The First Problem: There is a “hump” where the neck meets the body. This condition is frequently seen in guitars where the neck is set into the body (as opposed to being bolted on). It is usually caused by the guitar drying our – this is very common with acoustic guitars, especially in cold States in the winter months. The hump causes the string to “fret out’ where the neck meets the body around the 12-14th frets. It can also occur in bolt-ons, it’s just not as common.
The Solution: This condition needs what is called “Humidify and Level”. Step one is to re-humidify the guitar. This usually takes 7-10 days of intense humidifying to smooth our some of the hump in the fretboard and to let the top of acoustic guitars raise back up (they shrink and belly down when dried out). Step two is to level the frets in the humped up area and blend them in with the other frets. The result is that the guitar will play through all the frets without buzzing.

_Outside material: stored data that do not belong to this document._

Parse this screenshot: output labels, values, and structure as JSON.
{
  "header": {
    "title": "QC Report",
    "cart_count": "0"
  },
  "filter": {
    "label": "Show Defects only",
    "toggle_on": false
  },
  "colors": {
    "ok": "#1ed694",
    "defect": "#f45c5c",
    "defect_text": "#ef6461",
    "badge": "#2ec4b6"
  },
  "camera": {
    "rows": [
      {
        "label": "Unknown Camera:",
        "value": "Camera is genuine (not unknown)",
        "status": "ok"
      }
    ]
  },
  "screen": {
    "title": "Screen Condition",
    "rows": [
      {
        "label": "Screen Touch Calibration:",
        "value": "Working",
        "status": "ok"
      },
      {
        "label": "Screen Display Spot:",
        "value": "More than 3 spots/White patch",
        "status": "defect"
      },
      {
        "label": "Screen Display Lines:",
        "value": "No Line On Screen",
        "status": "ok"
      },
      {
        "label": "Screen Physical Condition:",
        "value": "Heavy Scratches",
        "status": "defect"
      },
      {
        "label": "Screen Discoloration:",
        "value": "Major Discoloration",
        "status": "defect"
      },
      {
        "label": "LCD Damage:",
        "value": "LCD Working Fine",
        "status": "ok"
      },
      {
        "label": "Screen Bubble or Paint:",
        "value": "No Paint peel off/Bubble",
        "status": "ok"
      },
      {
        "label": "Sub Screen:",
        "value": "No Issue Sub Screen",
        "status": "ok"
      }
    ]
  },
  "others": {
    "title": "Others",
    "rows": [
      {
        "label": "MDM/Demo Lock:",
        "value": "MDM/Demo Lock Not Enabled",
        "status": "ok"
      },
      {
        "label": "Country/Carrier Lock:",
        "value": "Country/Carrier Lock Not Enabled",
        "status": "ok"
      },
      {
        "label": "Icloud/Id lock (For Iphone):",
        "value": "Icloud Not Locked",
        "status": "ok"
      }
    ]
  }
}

The Second Problem: Fret ends protrude from the side of the fingerboard. This also occurs in guitars that have dried out. The neck, because it is wood, will shrink from side to side while the frets, because they are metal, will not shrink and therefore extend beyond the fretboard. We frequently see this condition in necks without binding or necks that have no finish. Exposed fret ends can greatly inhibit a player’s performance and can even cut your hand if they are very sharp.

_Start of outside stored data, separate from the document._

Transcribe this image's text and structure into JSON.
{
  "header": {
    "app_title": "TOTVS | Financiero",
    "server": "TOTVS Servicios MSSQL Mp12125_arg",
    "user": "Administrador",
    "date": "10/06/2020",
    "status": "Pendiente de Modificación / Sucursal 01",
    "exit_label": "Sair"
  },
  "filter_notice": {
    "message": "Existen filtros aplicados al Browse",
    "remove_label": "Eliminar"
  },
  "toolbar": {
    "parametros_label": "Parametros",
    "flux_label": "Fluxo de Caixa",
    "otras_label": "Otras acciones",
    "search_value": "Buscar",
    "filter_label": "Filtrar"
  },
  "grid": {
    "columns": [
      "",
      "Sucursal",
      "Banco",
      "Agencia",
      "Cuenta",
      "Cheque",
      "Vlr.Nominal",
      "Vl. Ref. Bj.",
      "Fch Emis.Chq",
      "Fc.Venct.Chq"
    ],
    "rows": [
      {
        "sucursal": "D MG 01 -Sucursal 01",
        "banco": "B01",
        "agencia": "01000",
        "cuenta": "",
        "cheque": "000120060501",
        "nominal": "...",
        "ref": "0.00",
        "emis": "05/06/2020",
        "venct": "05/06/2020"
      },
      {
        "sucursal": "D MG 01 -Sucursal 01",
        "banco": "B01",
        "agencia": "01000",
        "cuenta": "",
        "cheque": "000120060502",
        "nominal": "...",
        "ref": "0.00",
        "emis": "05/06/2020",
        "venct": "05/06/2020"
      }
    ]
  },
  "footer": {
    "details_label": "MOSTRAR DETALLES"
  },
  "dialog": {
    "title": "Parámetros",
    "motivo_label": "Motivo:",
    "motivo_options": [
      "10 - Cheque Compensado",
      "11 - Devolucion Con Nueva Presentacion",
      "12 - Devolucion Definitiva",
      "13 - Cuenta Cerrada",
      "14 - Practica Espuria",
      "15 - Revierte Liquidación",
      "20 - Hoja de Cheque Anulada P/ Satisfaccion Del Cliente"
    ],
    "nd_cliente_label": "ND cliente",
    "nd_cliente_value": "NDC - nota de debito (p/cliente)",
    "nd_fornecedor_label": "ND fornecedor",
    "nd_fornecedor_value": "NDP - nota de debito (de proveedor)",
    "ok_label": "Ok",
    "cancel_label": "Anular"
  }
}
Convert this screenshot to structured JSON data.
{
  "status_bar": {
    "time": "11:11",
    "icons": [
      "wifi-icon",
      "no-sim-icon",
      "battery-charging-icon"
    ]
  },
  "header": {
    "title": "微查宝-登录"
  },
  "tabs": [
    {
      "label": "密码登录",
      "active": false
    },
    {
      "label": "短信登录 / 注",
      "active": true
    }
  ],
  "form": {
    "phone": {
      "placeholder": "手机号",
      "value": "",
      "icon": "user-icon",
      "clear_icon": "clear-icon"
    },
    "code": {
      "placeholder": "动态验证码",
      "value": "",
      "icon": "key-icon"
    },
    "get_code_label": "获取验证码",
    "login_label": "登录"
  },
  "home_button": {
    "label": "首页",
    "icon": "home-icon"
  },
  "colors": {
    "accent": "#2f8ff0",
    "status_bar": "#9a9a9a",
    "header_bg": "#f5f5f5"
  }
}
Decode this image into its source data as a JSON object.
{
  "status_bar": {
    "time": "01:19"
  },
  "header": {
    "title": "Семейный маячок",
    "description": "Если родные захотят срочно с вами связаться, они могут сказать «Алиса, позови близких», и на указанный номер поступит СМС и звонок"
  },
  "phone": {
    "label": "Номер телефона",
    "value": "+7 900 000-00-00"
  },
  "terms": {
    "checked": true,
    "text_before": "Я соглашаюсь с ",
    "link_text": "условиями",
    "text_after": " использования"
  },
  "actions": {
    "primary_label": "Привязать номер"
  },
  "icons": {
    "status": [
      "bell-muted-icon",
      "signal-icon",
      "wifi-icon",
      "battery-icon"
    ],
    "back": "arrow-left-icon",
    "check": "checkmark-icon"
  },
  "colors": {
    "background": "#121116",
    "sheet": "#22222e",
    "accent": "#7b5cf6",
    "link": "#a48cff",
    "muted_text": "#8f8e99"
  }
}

The Solution: A fret-end-file will remedy this problem. The actual fret ends are filed level to the side of the fretboard with a sharp bastard file and a series of diamond files. Next, the side of the frets are redressed with a specially made file and a series of sand paper grits and micro mesh to remove any file and sanding marks.

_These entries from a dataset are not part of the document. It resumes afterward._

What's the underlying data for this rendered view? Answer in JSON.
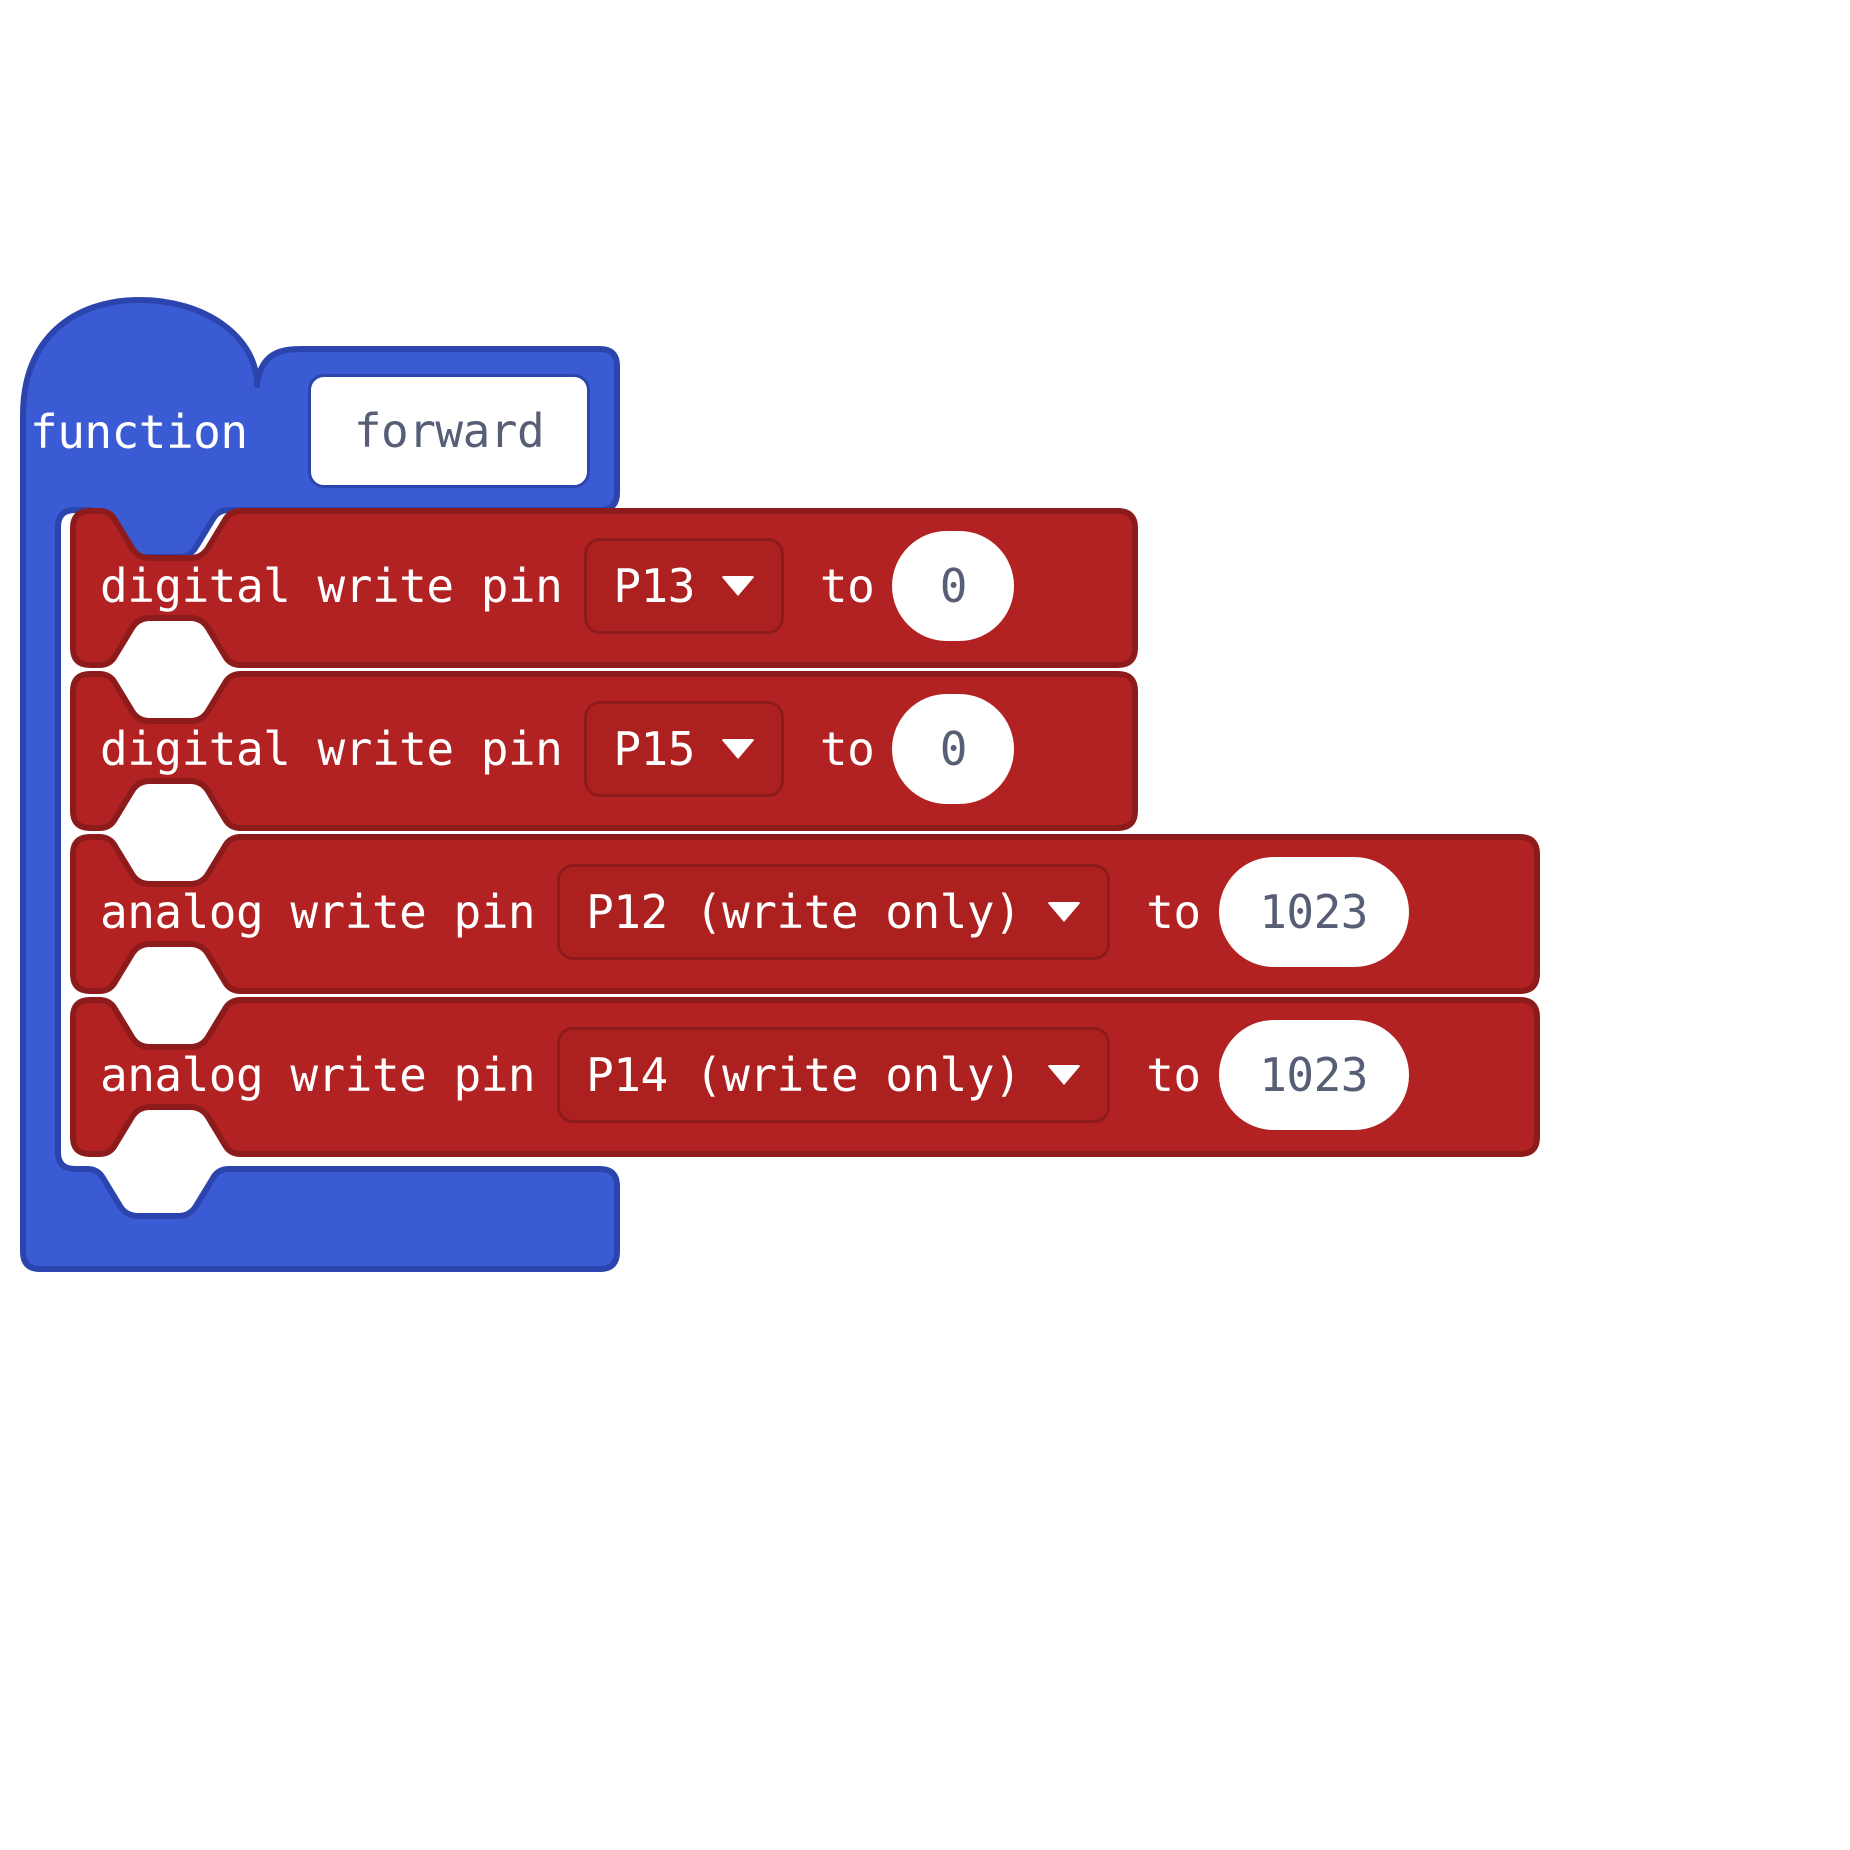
{
  "colors": {
    "function_fill": "#3b5bd4",
    "function_stroke": "#2c44ad",
    "statement_fill": "#b32222",
    "statement_stroke": "#8e1b1b",
    "field_text": "#575e75",
    "label_text": "#ffffff",
    "canvas": "#ffffff"
  },
  "function_block": {
    "keyword": "function",
    "name_field": {
      "value": "forward",
      "placeholder": "function name"
    }
  },
  "statements": [
    {
      "index": 0,
      "kind": "digital-write",
      "label": "digital write pin",
      "pin_dropdown": {
        "value": "P13",
        "caret_icon": "chevron-down-icon"
      },
      "connector": "to",
      "value_field": {
        "value": "0",
        "size": "narrow"
      }
    },
    {
      "index": 1,
      "kind": "digital-write",
      "label": "digital write pin",
      "pin_dropdown": {
        "value": "P15",
        "caret_icon": "chevron-down-icon"
      },
      "connector": "to",
      "value_field": {
        "value": "0",
        "size": "narrow"
      }
    },
    {
      "index": 2,
      "kind": "analog-write",
      "label": "analog write pin",
      "pin_dropdown": {
        "value": "P12 (write only)",
        "caret_icon": "chevron-down-icon"
      },
      "connector": "to",
      "value_field": {
        "value": "1023",
        "size": "wide"
      }
    },
    {
      "index": 3,
      "kind": "analog-write",
      "label": "analog write pin",
      "pin_dropdown": {
        "value": "P14 (write only)",
        "caret_icon": "chevron-down-icon"
      },
      "connector": "to",
      "value_field": {
        "value": "1023",
        "size": "wide"
      }
    }
  ]
}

The Third Problem: Fret height is uneven throughout the fretboard. That is, the fretboard dips, raises and twists in more that one place (the “rollercoaster” effect). This condition is usually caused by improper maintenance, age and sometime when new necks are “settling in.” The result is fret buzz in random spots up and down the neck.
Fresh re-fret of a Jazzmaster
The Solution: Depending on the severity of the problem, the frets will have to be either leveled or replaced. To level the frets, the guitar is mounted into a special fret bench that helps support the entire length of the neck and duplicate string tension on the neck while leveling the frets. The tech then locates the high and low frets, marks them off and then uses a specially machined straight edge with a special sandpaper to sand the frets level. The frets are then crowned, redressed and buffed out to a high gloss.
If the peaks and valleys are too severe, the guitar must be re-fretted. In a case like this, it is essential that the fretboard is planed level once the frets are removed. By doing this, the new frets will seat correctly and just need a light dressing once they are installed in the guitar.
Fret problems are one of the most common (and frustrating) problems that occur in guitars. The solutions, however are not that common – quality fretwork requires a great deal of skill and experience. When you experience fret problems, we recommend you visit a qualified, certified repair technician.